BOULDER CITY AND COUNTY BALLOT MEASURES
County Ballot 1A –YES Alternative Sentencing Facility. This would allow the county to build a new alternative sentencing facility near the current county jail, which would help address overcrowding at the existing jail. Low-risk offenders could be housed in the alternative sentencing facility, including people in work release programs who don’t need to be in jail with higher-risk offenders. It would also provide better space for the county to manage mental and physical health issues. All things considered, this will be a big improvement when it comes to safety, rehabilitation of low-risk offenders, and managing overcrowding
City of Boulder 2C – YES Oil and Gas Pollution Tax. If fracking occurs within city limits, this gives us the authority to tax them at an amount that would offset the impacts of drilling.
City of Boulder 2D – YES – All the money we’ve raised from the sugary beverage tax should continue to fund health-related programs such as soccer scholarships, rec center passes, bicycle giveaways, and vouchers for fresh produce at farmers markets for low income families.

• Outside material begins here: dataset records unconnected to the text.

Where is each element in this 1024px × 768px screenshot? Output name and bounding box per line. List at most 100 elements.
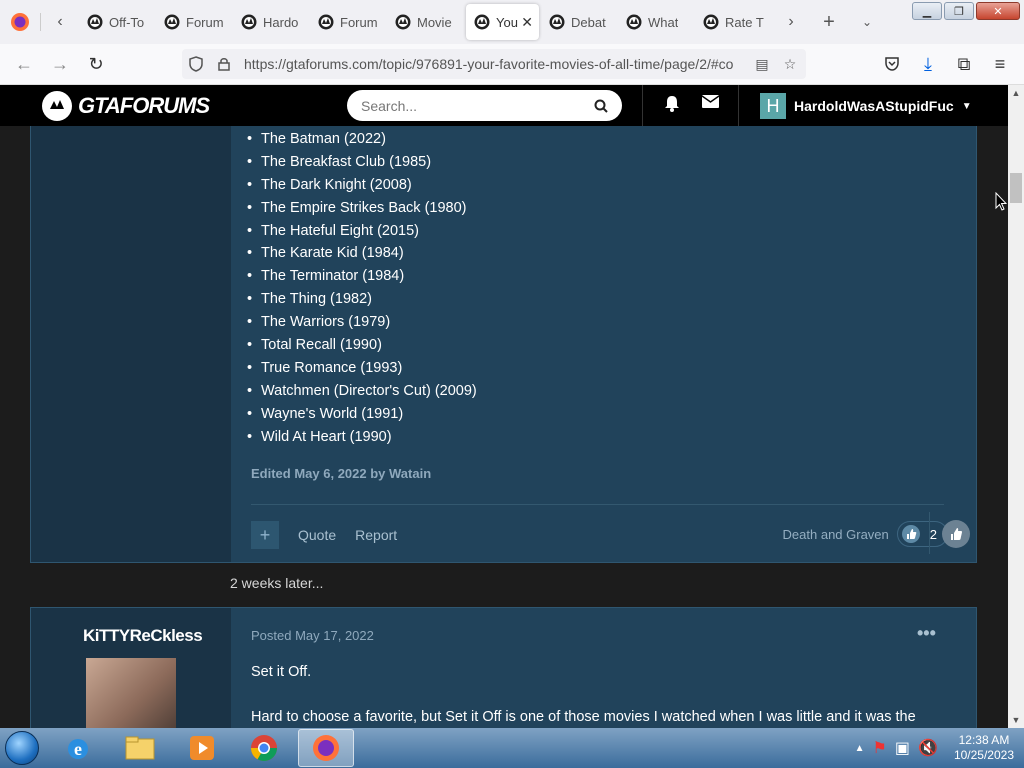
extensions-icon[interactable]: ⧉: [946, 48, 982, 80]
thumbs-up-icon: [951, 528, 963, 540]
pocket-icon[interactable]: [874, 48, 910, 80]
hamburger-menu-icon[interactable]: ≡: [982, 48, 1018, 80]
report-button[interactable]: Report: [355, 527, 397, 543]
url-text[interactable]: https://gtaforums.com/topic/976891-your-…: [244, 56, 744, 72]
lock-icon[interactable]: [210, 50, 238, 78]
svg-text:e: e: [74, 739, 82, 759]
toolbar-right: ⤓ ⧉ ≡: [874, 48, 1018, 80]
logo-text: GTAFORUMS: [78, 93, 210, 118]
list-all-tabs-icon[interactable]: ⌄: [848, 0, 886, 44]
browser-tab[interactable]: Off-To: [79, 4, 156, 40]
tab-title: Forum: [340, 14, 378, 30]
reaction-count: 2: [929, 526, 937, 542]
browser-tab[interactable]: Rate T: [695, 4, 772, 40]
gtaforums-favicon-icon: [241, 14, 257, 30]
scrollbar-thumb[interactable]: [1010, 173, 1022, 203]
browser-tab[interactable]: Hardo: [233, 4, 310, 40]
browser-tab[interactable]: You ✕: [466, 4, 539, 40]
gtaforums-favicon-icon: [474, 14, 490, 30]
list-item: The Terminator (1984): [247, 265, 477, 288]
forward-icon[interactable]: →: [42, 48, 78, 80]
address-bar[interactable]: https://gtaforums.com/topic/976891-your-…: [182, 49, 806, 79]
avatar: H: [760, 93, 786, 119]
restore-button[interactable]: ❐: [944, 2, 974, 20]
list-item: The Breakfast Club (1985): [247, 151, 477, 174]
scroll-up-arrow-icon[interactable]: ▲: [1008, 85, 1024, 101]
post-options-icon[interactable]: •••: [917, 623, 936, 644]
reaction-count-pill[interactable]: 2: [896, 521, 948, 547]
gtaforums-favicon-icon: [164, 14, 180, 30]
tab-title: You: [496, 14, 518, 30]
search-placeholder: Search...: [361, 97, 418, 114]
browser-tab[interactable]: Forum: [310, 4, 387, 40]
firefox-menu-icon[interactable]: [0, 0, 40, 44]
close-tab-icon[interactable]: ✕: [519, 13, 533, 31]
divider: [642, 85, 643, 126]
file-explorer-icon[interactable]: [112, 729, 168, 767]
user-menu[interactable]: H HardoldWasAStupidFuc ▼: [760, 93, 972, 119]
page-scrollbar[interactable]: ▲ ▼: [1008, 85, 1024, 728]
gtaforums-favicon-icon: [395, 14, 411, 30]
post-date[interactable]: Posted May 17, 2022: [251, 628, 374, 643]
site-header: GTAFORUMS Search... H HardoldWasAStupidF…: [0, 85, 1008, 126]
post-author-column: [31, 126, 231, 562]
username: HardoldWasAStupidFuc: [794, 98, 954, 114]
internet-explorer-icon[interactable]: e: [50, 729, 106, 767]
clock[interactable]: 12:38 AM 10/25/2023: [954, 733, 1014, 763]
tracking-protection-icon[interactable]: [182, 50, 210, 78]
messages-envelope-icon[interactable]: [701, 95, 720, 113]
post-card: [30, 126, 977, 563]
quote-button[interactable]: Quote: [298, 527, 336, 543]
browser-tab[interactable]: What: [618, 4, 695, 40]
tab-title: What: [648, 14, 679, 30]
new-tab-icon[interactable]: +: [810, 0, 848, 44]
list-item: Total Recall (1990): [247, 334, 477, 357]
divider: [738, 85, 739, 126]
reactions-summary: Death and Graven 2: [783, 521, 948, 547]
react-button[interactable]: [942, 520, 970, 548]
bookmark-star-icon[interactable]: ☆: [776, 50, 804, 78]
action-center-flag-icon[interactable]: ⚑: [873, 738, 887, 758]
browser-tab[interactable]: Movie: [387, 4, 464, 40]
post-text-line: Hard to choose a favorite, but Set it Of…: [251, 709, 916, 725]
minimize-button[interactable]: ▁: [912, 2, 942, 20]
post-divider: [251, 504, 944, 505]
start-button[interactable]: [0, 728, 44, 768]
reload-icon[interactable]: ↻: [78, 48, 114, 80]
list-item: Wayne's World (1991): [247, 403, 477, 426]
search-input[interactable]: Search...: [347, 90, 622, 121]
list-item: True Romance (1993): [247, 357, 477, 380]
gtaforums-favicon-icon: [549, 14, 565, 30]
browser-tab[interactable]: Forum: [156, 4, 233, 40]
clock-date: 10/25/2023: [953, 748, 1014, 762]
author-avatar[interactable]: [86, 658, 176, 728]
multiquote-plus-button[interactable]: +: [251, 521, 279, 549]
reader-view-icon[interactable]: ▤: [748, 50, 776, 78]
post-author-name[interactable]: KiTTYReCkless: [83, 626, 203, 646]
tabs-scroll-right-icon[interactable]: ›: [772, 0, 810, 44]
list-item: Watchmen (Director's Cut) (2009): [247, 380, 477, 403]
list-item: The Batman (2022): [247, 128, 477, 151]
notifications-bell-icon[interactable]: [664, 95, 680, 117]
close-window-button[interactable]: ✕: [976, 2, 1020, 20]
chrome-icon[interactable]: [236, 729, 292, 767]
reaction-users[interactable]: Death and Graven: [783, 527, 889, 542]
list-item: The Karate Kid (1984): [247, 242, 477, 265]
system-tray: ▲ ⚑ ▣ 🔇 12:38 AM 10/25/2023: [855, 728, 1024, 768]
tabs-scroll-left-icon[interactable]: ‹: [41, 0, 79, 44]
firefox-taskbar-icon[interactable]: [298, 729, 354, 767]
volume-muted-icon[interactable]: 🔇: [918, 738, 938, 758]
thumbs-up-icon: [901, 525, 920, 543]
browser-tab[interactable]: Debat: [541, 4, 618, 40]
media-player-icon[interactable]: [174, 729, 230, 767]
show-hidden-icons-icon[interactable]: ▲: [855, 743, 865, 754]
network-icon[interactable]: ▣: [895, 738, 910, 758]
post-actions: + Quote Report: [251, 521, 416, 549]
back-icon[interactable]: ←: [6, 48, 42, 80]
list-item: The Empire Strikes Back (1980): [247, 197, 477, 220]
site-logo[interactable]: GTAFORUMS: [42, 91, 210, 121]
window-controls: ▁ ❐ ✕: [912, 2, 1020, 20]
scroll-down-arrow-icon[interactable]: ▼: [1008, 712, 1024, 728]
downloads-icon[interactable]: ⤓: [910, 48, 946, 80]
search-icon[interactable]: [594, 99, 608, 113]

City of Boulder 2E – YES This measure includes a number of recommended actions from the city’s Campaign Finance and Elections Working Group process. I deeply appreciate that the city put together a group of citizens willing to do the hard work of proposing updates to the system, and that the members unanimously supported the issues listed in 2E. The new petition signature requirements for initiatives and recalls would be based on recent voter participation on city issues. While this has created consternation in some Boulder circles, I know first hand that getting an issue on the ballot through petitioning is hard work, and should an effort succeed, it will be thoroughly vetted through our local media outlets, social media, and Boulder’s many member-based alliances before a vote is cast.
City of Boulder 2F – YES – This would improve signature verification for ballot initiatives.
City of Boulder 2G – YES – This would allow City Council to propose ordinances that would allow electronic devices to be used in petition gathering. Denver first used its “eSign” app in 2015 – they’ve enjoyed great success and it’s considered the national role model.
City of Boulder – 2H – YES – This would put two new voices on the Housing Advisory Committee, giving the committee more perspective and input. It also updates our Charter language regarding sexual identity of commission members.
City of Boulder – 2I – YES – Giving the Planning Department more time to gather information before they provide input on the city’s annual budget is a good thing.
Urban Drainage 7G – YES – We’re raising the necessary funds we need to prepare for, respond to, and recover from the next flood. #Neverforget2013
Thanks for reading, and remember, get your ballot to an official drop-off box by 7:00 p.m. Tuesday, Nov. 6!